Unsymmetric main-chain liquid crystal elastomers with tunable phase behaviour: elastic response

Abstract

In this paper are reported the results of an investigation of the mechanical and thermoelastic properties of a new series of polysiloxane-based MC-LCEs containing different unsymmetric mesogenic units, siloxane spacers and cross-linkers. The structure of the networks has been varied systematically in order to study their properties. The mechanical properties of polydomain and monodomain elastomers were characterised by stress and strain measurements. The mechanical behaviour of the elastomer networks can be divided into two groups according to the phases they presented. Elastomers that contained flexible cross-linker, C1, and showed a SmC phase, demonstrated a non-linear elastic response when stress was applied in the axis of the domain director, in contrast to earlier experiments.
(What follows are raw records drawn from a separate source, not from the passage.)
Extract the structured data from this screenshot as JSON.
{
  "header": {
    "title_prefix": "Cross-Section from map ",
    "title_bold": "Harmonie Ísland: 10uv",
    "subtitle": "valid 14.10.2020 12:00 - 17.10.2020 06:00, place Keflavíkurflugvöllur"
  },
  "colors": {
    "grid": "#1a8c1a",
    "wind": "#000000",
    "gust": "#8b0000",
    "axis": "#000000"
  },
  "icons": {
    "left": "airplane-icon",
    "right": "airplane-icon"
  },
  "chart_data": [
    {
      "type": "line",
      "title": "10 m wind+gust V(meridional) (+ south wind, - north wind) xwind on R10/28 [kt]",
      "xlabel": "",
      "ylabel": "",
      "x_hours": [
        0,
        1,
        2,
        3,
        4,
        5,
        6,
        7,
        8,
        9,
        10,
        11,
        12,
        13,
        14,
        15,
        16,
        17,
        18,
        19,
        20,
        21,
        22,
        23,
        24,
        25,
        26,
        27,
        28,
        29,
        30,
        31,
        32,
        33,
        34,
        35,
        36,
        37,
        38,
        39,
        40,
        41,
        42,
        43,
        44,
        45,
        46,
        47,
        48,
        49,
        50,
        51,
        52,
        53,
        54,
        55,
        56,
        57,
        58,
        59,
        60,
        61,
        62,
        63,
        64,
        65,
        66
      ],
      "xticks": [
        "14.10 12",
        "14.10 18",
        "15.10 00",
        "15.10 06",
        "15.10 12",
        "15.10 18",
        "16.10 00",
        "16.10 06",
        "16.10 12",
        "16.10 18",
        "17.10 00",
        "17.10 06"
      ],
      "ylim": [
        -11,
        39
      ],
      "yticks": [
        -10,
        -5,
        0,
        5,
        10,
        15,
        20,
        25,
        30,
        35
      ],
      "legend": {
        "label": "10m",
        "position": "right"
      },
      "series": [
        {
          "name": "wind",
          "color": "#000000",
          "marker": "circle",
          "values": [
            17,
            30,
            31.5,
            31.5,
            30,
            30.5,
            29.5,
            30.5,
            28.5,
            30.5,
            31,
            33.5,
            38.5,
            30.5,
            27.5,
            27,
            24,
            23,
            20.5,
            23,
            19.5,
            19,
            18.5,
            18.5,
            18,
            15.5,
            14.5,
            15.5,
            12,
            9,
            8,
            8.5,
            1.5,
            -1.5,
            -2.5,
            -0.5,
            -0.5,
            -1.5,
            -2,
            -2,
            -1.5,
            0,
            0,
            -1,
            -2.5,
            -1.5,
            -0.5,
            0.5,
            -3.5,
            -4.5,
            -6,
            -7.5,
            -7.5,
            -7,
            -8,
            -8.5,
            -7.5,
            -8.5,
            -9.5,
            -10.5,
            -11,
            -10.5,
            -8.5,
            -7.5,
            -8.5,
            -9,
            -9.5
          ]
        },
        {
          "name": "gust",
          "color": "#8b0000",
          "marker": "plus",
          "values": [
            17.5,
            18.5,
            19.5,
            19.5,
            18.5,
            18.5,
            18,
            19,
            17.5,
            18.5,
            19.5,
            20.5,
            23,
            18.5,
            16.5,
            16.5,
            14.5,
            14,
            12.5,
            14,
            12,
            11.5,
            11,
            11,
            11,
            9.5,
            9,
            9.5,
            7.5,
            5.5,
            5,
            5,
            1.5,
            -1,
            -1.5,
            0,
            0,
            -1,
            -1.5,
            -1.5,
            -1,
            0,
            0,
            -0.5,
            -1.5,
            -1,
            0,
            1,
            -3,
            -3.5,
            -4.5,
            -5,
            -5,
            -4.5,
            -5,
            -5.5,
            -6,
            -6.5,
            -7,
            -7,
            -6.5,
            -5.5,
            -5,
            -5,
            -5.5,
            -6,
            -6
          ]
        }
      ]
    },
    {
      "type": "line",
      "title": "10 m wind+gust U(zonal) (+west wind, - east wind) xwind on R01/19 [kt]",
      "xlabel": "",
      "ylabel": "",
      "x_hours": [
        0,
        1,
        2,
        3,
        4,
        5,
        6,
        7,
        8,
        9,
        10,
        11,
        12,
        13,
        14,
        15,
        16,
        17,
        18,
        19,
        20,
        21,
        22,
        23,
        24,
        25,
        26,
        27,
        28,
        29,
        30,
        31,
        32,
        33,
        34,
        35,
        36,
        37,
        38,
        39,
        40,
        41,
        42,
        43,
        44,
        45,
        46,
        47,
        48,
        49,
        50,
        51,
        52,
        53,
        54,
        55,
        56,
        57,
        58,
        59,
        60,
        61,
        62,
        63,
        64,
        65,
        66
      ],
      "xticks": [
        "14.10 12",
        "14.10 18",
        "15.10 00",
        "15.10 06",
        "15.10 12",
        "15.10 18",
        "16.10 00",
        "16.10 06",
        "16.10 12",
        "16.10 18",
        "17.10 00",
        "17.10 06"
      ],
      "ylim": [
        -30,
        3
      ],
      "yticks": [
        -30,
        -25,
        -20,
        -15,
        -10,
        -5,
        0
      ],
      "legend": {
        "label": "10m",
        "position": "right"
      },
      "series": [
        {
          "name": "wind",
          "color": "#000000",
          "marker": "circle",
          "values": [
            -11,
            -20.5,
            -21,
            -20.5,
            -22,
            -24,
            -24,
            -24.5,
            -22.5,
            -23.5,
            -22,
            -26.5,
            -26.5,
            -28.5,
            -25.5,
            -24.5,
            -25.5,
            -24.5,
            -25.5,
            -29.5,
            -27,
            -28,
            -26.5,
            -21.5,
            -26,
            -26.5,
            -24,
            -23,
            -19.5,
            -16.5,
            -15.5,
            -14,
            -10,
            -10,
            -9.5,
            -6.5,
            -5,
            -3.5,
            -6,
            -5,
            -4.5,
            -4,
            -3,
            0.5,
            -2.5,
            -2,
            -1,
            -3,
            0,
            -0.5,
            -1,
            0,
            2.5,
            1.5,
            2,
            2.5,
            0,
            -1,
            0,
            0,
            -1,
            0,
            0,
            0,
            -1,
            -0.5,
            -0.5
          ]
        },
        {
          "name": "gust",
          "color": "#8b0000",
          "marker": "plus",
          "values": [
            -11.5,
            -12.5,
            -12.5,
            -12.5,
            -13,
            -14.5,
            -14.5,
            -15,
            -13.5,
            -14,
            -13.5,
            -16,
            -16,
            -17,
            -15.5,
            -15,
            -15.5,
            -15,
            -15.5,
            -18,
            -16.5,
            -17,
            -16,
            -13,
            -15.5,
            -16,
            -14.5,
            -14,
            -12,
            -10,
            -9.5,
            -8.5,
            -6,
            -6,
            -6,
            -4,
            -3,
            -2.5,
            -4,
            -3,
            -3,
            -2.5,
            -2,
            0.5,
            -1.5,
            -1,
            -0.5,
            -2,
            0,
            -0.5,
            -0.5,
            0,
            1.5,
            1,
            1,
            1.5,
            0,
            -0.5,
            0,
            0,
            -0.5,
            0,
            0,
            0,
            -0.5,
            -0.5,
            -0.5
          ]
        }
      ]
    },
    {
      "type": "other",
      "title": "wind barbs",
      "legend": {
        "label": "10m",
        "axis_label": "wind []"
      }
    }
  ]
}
In the axis normal to the director, at low strains, the response was linear and the Young's modulus was ten times lower compared to that in the axis of the director, demonstrating the marked anisotropic nature of these systems. The elastomers containing cross-linker C2 were nematic and showed lower Young's moduli compared to the smectic systems. The thermoelastic response of these systems showed spontaneous elongations up to 88% of strain when the samples were cooled from the isotropic to the liquid crystal phase, supporting stresses of 120 kPa. The properties are discussed in terms of the chemical structure of the networks in order to establish a correlation.